New Castle News

April 3, 2014

Man rescued after trench collapses

Nancy Lowry
New Castle News

NEW CASTLE — Walter and Patty Koscinski put off repairing their sewer line for as long as they could.

“The original pipes were cracked, filled with tree roots and we were having problems with our laundry and cellar drains,” Walter Koscinski explained.

The Scott Township couple said the project to replace the ceramic pipe with plastic was expected to take a day.

But around lunchtime yesterday, the 10-foot-deep trench on Sylvania Road caved in on one of the workers from Atwell-Perrine Excavating of Mercer.
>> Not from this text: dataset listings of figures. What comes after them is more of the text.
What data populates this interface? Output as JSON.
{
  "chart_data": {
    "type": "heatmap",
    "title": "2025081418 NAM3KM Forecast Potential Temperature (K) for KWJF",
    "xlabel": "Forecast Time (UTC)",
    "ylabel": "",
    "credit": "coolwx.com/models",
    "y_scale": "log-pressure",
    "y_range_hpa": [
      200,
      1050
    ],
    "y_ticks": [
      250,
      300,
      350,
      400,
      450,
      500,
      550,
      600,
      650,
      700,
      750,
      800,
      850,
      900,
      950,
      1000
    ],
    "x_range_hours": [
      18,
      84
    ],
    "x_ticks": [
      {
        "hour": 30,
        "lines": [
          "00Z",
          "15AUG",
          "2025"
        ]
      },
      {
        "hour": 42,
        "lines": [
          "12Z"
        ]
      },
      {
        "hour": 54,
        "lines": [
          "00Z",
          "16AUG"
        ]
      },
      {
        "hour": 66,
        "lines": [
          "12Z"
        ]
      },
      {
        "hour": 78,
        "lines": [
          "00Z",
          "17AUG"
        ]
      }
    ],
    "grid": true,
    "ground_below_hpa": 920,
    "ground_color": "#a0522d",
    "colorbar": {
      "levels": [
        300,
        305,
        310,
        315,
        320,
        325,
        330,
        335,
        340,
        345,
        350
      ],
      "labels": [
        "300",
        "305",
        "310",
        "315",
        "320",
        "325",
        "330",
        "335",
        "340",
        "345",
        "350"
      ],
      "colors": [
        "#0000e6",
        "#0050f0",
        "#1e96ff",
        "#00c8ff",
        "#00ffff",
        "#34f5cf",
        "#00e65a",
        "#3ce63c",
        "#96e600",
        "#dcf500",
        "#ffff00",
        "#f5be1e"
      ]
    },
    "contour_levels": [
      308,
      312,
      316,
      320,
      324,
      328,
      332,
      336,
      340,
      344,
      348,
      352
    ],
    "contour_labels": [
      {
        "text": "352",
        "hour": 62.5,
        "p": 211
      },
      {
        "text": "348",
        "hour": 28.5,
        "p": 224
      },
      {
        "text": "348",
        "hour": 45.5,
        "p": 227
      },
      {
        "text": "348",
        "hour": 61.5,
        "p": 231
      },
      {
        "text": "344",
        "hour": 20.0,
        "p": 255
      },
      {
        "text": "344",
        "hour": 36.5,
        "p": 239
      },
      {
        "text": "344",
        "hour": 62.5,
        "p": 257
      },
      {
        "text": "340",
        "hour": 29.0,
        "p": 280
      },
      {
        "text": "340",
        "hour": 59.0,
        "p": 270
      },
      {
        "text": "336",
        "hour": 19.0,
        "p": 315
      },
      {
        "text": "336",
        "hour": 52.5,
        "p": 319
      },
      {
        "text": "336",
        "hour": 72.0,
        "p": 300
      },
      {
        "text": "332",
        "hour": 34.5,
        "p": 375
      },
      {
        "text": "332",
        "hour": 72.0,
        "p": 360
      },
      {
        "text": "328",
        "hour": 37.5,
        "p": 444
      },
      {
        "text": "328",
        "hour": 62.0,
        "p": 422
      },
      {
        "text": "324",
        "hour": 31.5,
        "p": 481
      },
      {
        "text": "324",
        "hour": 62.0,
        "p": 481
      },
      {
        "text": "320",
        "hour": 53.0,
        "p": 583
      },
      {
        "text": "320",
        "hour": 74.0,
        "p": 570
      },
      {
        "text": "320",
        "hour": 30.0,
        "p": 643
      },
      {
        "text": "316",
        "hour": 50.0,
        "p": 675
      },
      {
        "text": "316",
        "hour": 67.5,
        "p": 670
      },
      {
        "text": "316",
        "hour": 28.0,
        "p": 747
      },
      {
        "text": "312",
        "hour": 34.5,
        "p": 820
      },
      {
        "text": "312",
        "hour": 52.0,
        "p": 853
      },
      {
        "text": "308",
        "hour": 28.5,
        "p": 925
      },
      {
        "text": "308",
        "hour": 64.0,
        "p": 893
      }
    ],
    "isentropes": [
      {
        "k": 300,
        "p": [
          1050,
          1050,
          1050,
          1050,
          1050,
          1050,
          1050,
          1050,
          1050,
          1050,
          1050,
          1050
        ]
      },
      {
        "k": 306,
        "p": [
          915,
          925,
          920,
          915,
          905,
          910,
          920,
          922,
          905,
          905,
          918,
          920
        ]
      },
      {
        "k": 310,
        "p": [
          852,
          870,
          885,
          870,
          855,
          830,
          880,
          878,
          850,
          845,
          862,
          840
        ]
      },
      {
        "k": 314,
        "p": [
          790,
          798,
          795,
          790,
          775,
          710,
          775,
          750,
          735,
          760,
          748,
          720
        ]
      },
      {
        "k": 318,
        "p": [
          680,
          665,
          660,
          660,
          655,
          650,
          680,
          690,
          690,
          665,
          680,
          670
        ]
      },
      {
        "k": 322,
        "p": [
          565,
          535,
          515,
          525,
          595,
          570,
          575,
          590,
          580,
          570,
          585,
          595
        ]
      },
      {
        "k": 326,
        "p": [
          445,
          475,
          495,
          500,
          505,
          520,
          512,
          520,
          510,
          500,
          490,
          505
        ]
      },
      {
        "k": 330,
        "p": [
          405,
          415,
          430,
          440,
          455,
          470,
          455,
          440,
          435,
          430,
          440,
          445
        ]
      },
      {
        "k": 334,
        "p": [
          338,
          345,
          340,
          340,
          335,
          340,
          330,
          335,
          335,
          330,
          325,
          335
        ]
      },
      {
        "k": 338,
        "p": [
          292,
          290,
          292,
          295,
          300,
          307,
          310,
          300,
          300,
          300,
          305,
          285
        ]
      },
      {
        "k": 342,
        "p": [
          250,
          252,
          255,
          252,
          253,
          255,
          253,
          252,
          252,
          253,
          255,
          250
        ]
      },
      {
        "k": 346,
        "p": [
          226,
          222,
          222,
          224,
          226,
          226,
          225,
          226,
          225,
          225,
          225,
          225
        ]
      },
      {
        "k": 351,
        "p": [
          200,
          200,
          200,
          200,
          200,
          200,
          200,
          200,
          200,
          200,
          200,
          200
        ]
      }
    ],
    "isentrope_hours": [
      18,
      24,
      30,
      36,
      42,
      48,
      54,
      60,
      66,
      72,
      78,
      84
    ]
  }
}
He was trapped for about 20 minutes before being taken to an Ohio hospital.

James Randolph, 28, of Mercer, was “on his way home” around 7 p.m. yesterday, according to his co-worker.

Patty Koscinski said she had made a pizza to serve the workers because there are no fast food establishments nearby.

“As I called outside that the pizza was ready, one man, who was in the trench, started to climb out, but it caved in on him.”

Walter Koscinski said the man was initially buried shoulder-deep in the wet, clay-like soil.

“He yelled for the boss, who rushed in with a shovel and dug him out to about waist deep,” Walter Koscinski said. “But the ground was so wet we couldn’t pull him out, and we were concerned that more of the trench would collapse.”

With the man’s arms free, Koscinski continued, the company owner dipped the bucket of his backhoe into the trench. The worker held on to the end of the bucket and was pulled to safety. The operation took about 15 to 20 minutes, he said.

“He was out of the trench, resting on the load of backfill in the driveway when the ambulance and fire department arrived,” Walter Koscinski said the rescued man had complained of leg pain.

He was taken by ambulance to the Scott Township Volunteer Fire Department on Harlansburg Road, then flown to St. Elizabeth Health Center in Youngstown.

Randolph’s co-worker, who would give only his first name, Bob, explained Randolph’s legs had been buried and his shoulders and back were against the bank.

As Bob used a pick and a shovel in an effort to free him, he explained, Randolph’s right calf was nicked with the pick because of the odd way his leg was bent under the dirt.

He got three stitches at the hospital for that injury, Bob said, and although he is sore, he escaped without any broken bones.

Scott Fire Chief Jack Hitchen confirmed the man had been freed from the trench before the department arrived.

“We had called out the trench rescue units from Neshannock and Mahoning townships,” Hitchen said. “They were en route when we notified them that they were not needed and could turn back.”

Hitchen added that the Hickory Township Volunteer Fire Department also had been summoned but were called off.

A Scott firefighter said the call was received at 1:02 p.m. and they were at the scene about an hour.